The largest period of underperformance was the first quarter of 2016.
‘The first three months of 2016 began with a spike in volatility and a meaningful sell-off in many of last year’s strong performers.
‘A significant defensive rotation driven by growth fears surrounding the global economy, followed by a commodities-led rally, represented an unsympathetic market environment for our approach and positioning.
‘Our holdings in information technology detracted the most from relative performance during the period.
The sector, one of the strongest performing in 2015, experienced a broad-based sell-off in the first six weeks of the year, partly due to a flight to defensive sectors, and partly due to the inevitable mean reversion after having such a strong performance the previous year.
‘Our significant overweight to the sector and meaningful position in LinkedIn, which lost nearly 50% of its market value over the period, were detrimental to relative performance.’
Despite market volatility, Eiswert took the opportunity to upgrade his portfolio, picking up high-quality, high-conviction names at discounted valuations.
‘Several positions we added to at the peak of weakness, and several new positions we initiated as valuations pulled back, showed real strength during the sharp turnaround in the second half of the quarter. This helped erase half of the underperformance we saw in the first six weeks of the first quarter.’
Eiswert says 2015 was another period of significant outperformance for his portfolio, despite a challenging macroeconomic backdrop and the return of volatility to the market.
‘Our holdings in the consumer discretionary sector contributed the most to relative performance. Our positions in Amazon and Chinese online travel vendor Ctrip International were the largest relative contributors in the sector.

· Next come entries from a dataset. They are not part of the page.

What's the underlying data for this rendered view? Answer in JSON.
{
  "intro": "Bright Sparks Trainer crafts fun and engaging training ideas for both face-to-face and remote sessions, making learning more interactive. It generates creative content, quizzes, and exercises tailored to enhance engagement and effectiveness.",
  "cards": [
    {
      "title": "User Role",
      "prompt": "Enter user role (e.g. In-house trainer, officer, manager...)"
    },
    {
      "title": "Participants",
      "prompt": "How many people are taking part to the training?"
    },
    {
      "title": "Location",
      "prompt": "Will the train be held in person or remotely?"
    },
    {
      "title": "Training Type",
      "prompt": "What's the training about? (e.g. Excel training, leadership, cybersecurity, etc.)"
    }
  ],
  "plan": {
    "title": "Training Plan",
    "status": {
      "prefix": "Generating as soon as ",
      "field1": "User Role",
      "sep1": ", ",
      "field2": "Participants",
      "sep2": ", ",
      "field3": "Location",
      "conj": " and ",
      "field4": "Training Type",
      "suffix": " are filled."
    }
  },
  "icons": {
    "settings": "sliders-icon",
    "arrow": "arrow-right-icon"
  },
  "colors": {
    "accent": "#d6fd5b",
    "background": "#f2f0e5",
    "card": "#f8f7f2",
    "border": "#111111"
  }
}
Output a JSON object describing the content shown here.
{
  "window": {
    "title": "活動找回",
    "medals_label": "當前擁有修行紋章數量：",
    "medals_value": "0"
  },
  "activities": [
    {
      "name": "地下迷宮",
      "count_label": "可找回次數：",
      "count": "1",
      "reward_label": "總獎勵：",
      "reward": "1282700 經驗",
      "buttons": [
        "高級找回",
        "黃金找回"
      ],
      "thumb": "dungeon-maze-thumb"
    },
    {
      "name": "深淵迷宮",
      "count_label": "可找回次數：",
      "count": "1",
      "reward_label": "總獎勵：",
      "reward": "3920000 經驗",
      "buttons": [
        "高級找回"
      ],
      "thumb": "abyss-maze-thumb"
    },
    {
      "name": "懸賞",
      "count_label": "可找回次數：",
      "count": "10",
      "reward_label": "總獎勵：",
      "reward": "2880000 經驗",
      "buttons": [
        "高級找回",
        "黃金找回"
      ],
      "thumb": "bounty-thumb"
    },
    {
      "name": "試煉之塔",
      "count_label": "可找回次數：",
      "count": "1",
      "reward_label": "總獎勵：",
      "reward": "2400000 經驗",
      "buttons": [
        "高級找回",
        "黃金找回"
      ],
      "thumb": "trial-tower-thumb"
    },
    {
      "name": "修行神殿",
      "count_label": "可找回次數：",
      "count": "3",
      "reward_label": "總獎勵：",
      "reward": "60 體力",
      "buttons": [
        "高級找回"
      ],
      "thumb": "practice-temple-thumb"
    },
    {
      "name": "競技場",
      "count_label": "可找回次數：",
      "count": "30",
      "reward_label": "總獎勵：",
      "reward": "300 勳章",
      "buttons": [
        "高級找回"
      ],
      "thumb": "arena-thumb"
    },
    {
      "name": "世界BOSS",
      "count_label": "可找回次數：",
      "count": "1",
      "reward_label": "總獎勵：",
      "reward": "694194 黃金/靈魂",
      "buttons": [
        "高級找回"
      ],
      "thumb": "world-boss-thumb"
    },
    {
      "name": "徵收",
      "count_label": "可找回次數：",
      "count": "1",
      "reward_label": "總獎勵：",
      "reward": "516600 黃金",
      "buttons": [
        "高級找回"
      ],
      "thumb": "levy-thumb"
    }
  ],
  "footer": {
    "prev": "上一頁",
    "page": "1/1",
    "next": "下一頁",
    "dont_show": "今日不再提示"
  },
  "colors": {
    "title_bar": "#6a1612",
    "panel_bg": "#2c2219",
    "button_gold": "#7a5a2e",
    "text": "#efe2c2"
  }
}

‘Both of these represent highconviction names leveraged to the growing use of the internet. Stock selection in materials was another source of relative gains, most notably our holdings in European stainless steel producers Aperam and James Hardie industries, which make construction materials and have beneficial exposure to the US housing recovery.
‘Information technology names also helped, with positions in Facebook and Alphabet, two highly innovative, well-run companies where monetisation of various projects is ongoing.
‘From a regional perspective, exceptional stock selection in North America and developed Asia ex-Japan contributed the most in 2015.’
White heat of technologyTaking a broad market perspective, Eiswert believes investors appear beholden to central bank policy, which has long distorted asset prices.
‘On a more positive note, I have been surprised by the acceleration of disruptive technologies that are being applied almost simultaneously and universally.
The pace is amazing. That is where real opportunity is, even when overall growth looks stagnant.
‘On the other hand, one thing that has been disappointing is the path towards economic and rate normalisation in the US since the global financial crisis has been slower than I anticipated.’
Eiswert also spoke about the biggest risk in the global equities space.
‘Geopolitical risk is probably one of the largest risks given the rise of populism or terrorism. But overall I feel very positive about the fundamentals of the companies we own, and I think there is little near-term risk of a global recession due to a lack of structural or fundamental reasons.
‘For instance, a period of significant and rapid economic advancement would have to be present for a recession to take place, which we have not really seen.’